The information posted on the Police Service’s Facebook page indicated that one of the missing persons, Padmah Frimpong is a student of Afia Kobi Girls School at Taabuom in the Ashanti Region.
Padmah Frimpong, according to the Police, is reported to have left home for school on Monday, 26th November 2019 and has since not returned home.
The other person, Hannah Apasnore, a teacher, is also reported to have been sent by his father to the Duayin Academy, where she teaches and has since not returned home.
The Police urged anyone with information on the whereabouts of the two girls to report to the nearest Police Station or contact its emergency numbers (191,18555) for a swift response.
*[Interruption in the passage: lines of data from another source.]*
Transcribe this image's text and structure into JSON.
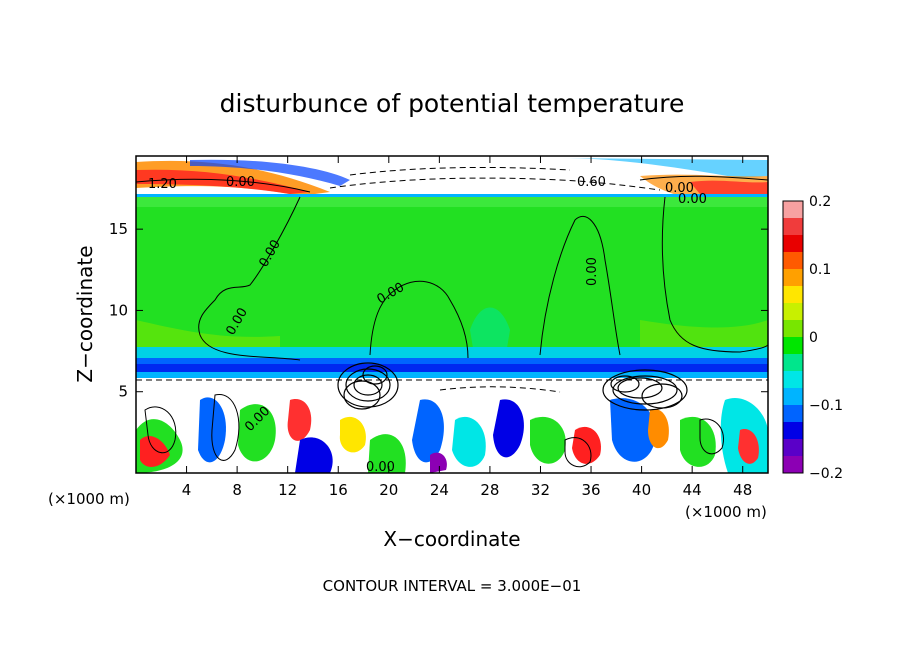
{
  "chart_data": {
    "type": "heatmap",
    "title": "disturbunce of potential temperature",
    "xlabel": "X−coordinate",
    "ylabel": "Z−coordinate",
    "x_unit_left": "(×1000 m)",
    "x_unit_right": "(×1000 m)",
    "xlim": [
      0,
      50
    ],
    "ylim": [
      0,
      19.5
    ],
    "x_ticks": [
      4,
      8,
      12,
      16,
      20,
      24,
      28,
      32,
      36,
      40,
      44,
      48
    ],
    "y_ticks": [
      5,
      10,
      15
    ],
    "colorbar": {
      "range": [
        -0.2,
        0.2
      ],
      "ticks": [
        0.2,
        0.1,
        0,
        -0.1,
        -0.2
      ],
      "tick_labels": [
        "0.2",
        "0.1",
        "0",
        "−0.1",
        "−0.2"
      ],
      "colors": [
        "#f7a1a1",
        "#f03c3c",
        "#e80000",
        "#ff5a00",
        "#ffa000",
        "#ffe600",
        "#c8f000",
        "#78e600",
        "#00e600",
        "#00e68c",
        "#00e6e6",
        "#00b4ff",
        "#0064ff",
        "#0000e6",
        "#5a00c8",
        "#8c00b4"
      ]
    },
    "contour_labels": [
      "1.20",
      "0.00",
      "0.60",
      "0.00",
      "0.00",
      "0.00",
      "0.00",
      "0.00",
      "0.00",
      "0.00",
      "0.00"
    ],
    "footer": "CONTOUR INTERVAL = 3.000E−01"
  }
}
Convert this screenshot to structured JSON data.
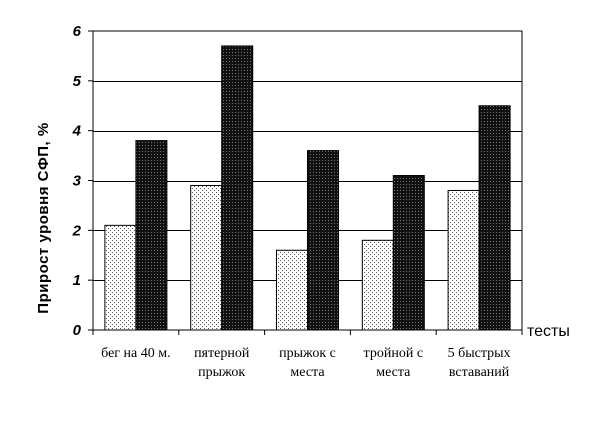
{
  "chart_data": {
    "type": "bar",
    "categories": [
      [
        "бег на 40 м."
      ],
      [
        "пятерной",
        "прыжок"
      ],
      [
        "прыжок с",
        "места"
      ],
      [
        "тройной с",
        "места"
      ],
      [
        "5 быстрых",
        "вставаний"
      ]
    ],
    "series": [
      {
        "values": [
          2.1,
          2.9,
          1.6,
          1.8,
          2.8
        ],
        "pattern": "dots",
        "color": "#ffffff"
      },
      {
        "values": [
          3.8,
          5.7,
          3.6,
          3.1,
          4.5
        ],
        "pattern": "dense-dark",
        "color": "#111111"
      }
    ],
    "ylabel": "Прирост уровня СФП, %",
    "xlabel": "тесты",
    "ylim": [
      0,
      6
    ],
    "yticks": [
      0,
      1,
      2,
      3,
      4,
      5,
      6
    ],
    "grid": true,
    "legend": "none"
  }
}
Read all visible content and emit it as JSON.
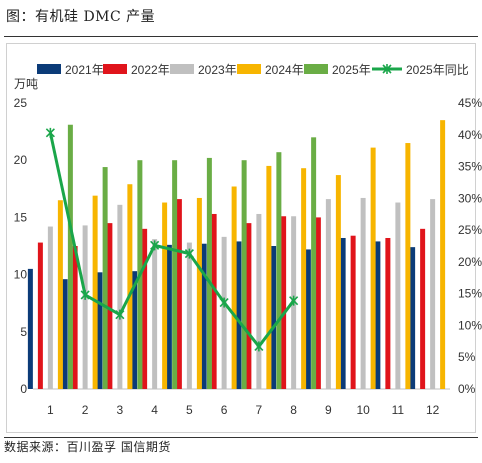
{
  "title": "图：有机硅 DMC 产量",
  "source": "数据来源：百川盈孚 国信期货",
  "colors": {
    "2021": "#0b3b78",
    "2022": "#e0141b",
    "2023": "#c0c0c0",
    "2024": "#f7b500",
    "2025": "#6aad45",
    "yoy": "#1aa64a"
  },
  "chart_data": {
    "type": "bar",
    "y_unit_label": "万吨",
    "categories": [
      "1",
      "2",
      "3",
      "4",
      "5",
      "6",
      "7",
      "8",
      "9",
      "10",
      "11",
      "12"
    ],
    "ylim": [
      0,
      25
    ],
    "yticks": [
      "0",
      "5",
      "10",
      "15",
      "20",
      "25"
    ],
    "y2lim": [
      0,
      45
    ],
    "y2ticks": [
      "0%",
      "5%",
      "10%",
      "15%",
      "20%",
      "25%",
      "30%",
      "35%",
      "40%",
      "45%"
    ],
    "legend_position": "top",
    "grid": false,
    "series": [
      {
        "name": "2021年",
        "color_key": "2021",
        "values": [
          10.5,
          9.6,
          10.2,
          10.3,
          12.6,
          12.7,
          12.9,
          12.5,
          12.2,
          13.2,
          12.9,
          12.4
        ]
      },
      {
        "name": "2022年",
        "color_key": "2022",
        "values": [
          12.8,
          12.5,
          14.5,
          14.0,
          16.6,
          15.3,
          14.5,
          15.1,
          15.0,
          13.4,
          13.2,
          14.0
        ]
      },
      {
        "name": "2023年",
        "color_key": "2023",
        "values": [
          14.2,
          14.3,
          16.1,
          13.1,
          12.8,
          13.3,
          15.3,
          15.1,
          16.6,
          16.7,
          16.3,
          16.6
        ]
      },
      {
        "name": "2024年",
        "color_key": "2024",
        "values": [
          16.5,
          16.9,
          17.9,
          16.3,
          16.7,
          17.7,
          19.5,
          19.3,
          18.7,
          21.1,
          21.5,
          23.5
        ]
      },
      {
        "name": "2025年",
        "color_key": "2025",
        "values": [
          23.1,
          19.4,
          20.0,
          20.0,
          20.2,
          20.0,
          20.7,
          22.0,
          null,
          null,
          null,
          null
        ]
      }
    ],
    "line_series": {
      "name": "2025年同比",
      "color_key": "yoy",
      "axis": "right",
      "values": [
        40.3,
        14.8,
        11.7,
        22.6,
        21.3,
        13.6,
        6.7,
        13.9,
        null,
        null,
        null,
        null
      ]
    }
  }
}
The development comes at a time when Ghanaians are recuperating from the shock about the murder of four kidnapped girls in Takoradi who equally went missing under bizarre circumstances and were later confirmed dead by the Police in September this year.
Three suspects, Chika Innoidim John, John Oji, and Samuel Udoetuk-Wills, all Nigerians, are standing trial for their alleged roles in the kidnapping of the girls and subsequent murder.
In June this year, another teenage girl, Linda Akansaa, a student of the Juaben Senior High School was found dead after she reportedly went missing for a week.
The sixteen-year-old Home Economics student was found dead in a bush in Ejisu-Jamasi in the Ashanti Region after attempts to find her proved futile.
Akansaa was the second girl to die in a similar fashion in the community since 2017, a development that plunged residents in the area into extreme fear.
The body of Sophia Amma Ibrahim, a 16-year-old hair braider apprentice was dumped close to her house after been raped and murdered on Good Friday eve of 2017.
She had then just left her Jamasi home for work at Ejisu but did not return.